The grieving mother of one of the girls told the local paper

“She loved her job as a beauty therapist, so much so that nothing stopped her going to work, even snow and ice, which sadly cost her her life.”

The local paper which reports these violent deaths matches them with a sensational journalistic scoop of equal importance. Yes, it’s war on the motorist again:

More parking tickets are issued in leafy Castle Street, by the Cathedral, than anywhere else in Carlisle.

Figures obtained under the Freedom of Information Act show that 850 tickets, or penalty charge notices (PCNs) as they are called officially, were slapped on windscreens in Castle Street in a 12-month period.

Yes, tickets are violently ‘slapped’ on innocent cars parked there by ruthlessly picked-on drivers.

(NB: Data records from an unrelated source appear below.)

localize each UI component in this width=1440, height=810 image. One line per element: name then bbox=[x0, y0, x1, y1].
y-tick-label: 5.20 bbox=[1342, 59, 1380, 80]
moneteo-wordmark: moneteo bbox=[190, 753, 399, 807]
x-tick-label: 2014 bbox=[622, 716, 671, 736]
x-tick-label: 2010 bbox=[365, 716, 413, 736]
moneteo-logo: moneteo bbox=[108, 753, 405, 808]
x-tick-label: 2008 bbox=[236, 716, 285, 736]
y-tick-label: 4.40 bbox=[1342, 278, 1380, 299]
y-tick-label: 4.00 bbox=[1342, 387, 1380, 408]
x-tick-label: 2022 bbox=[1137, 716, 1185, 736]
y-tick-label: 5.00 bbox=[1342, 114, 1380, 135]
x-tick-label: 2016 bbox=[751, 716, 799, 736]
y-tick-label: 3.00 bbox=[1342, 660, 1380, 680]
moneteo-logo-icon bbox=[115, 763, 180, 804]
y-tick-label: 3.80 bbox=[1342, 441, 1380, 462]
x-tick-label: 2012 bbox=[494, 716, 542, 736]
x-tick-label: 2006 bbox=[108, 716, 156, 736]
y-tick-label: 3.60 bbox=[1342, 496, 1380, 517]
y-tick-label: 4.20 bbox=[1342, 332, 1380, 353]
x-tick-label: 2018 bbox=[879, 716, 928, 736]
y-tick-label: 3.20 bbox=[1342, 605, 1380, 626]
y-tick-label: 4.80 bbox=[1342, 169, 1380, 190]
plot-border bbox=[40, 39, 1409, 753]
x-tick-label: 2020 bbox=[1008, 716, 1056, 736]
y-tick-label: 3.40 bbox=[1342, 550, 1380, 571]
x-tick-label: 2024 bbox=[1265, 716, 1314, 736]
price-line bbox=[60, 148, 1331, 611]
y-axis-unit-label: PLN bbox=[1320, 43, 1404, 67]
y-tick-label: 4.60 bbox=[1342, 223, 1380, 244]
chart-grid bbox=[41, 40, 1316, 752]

Some of these drivers will drive away only at a later date to suffer an even worse fate when they are innocently driving round a blind corner at 60 mph on the wrong side of the road when a cyclist suddenly collides with them. But as we know, cyclists just come out of nowhere. They are very difficult to see even on bright sunny days. And if these cyclists aren’t wearing a helmet or are wearing dark clothing, their murderous irresponsibility is obvious to everyone, especially coroners, magistrates and judges, who are so much cleverer than the rest of us.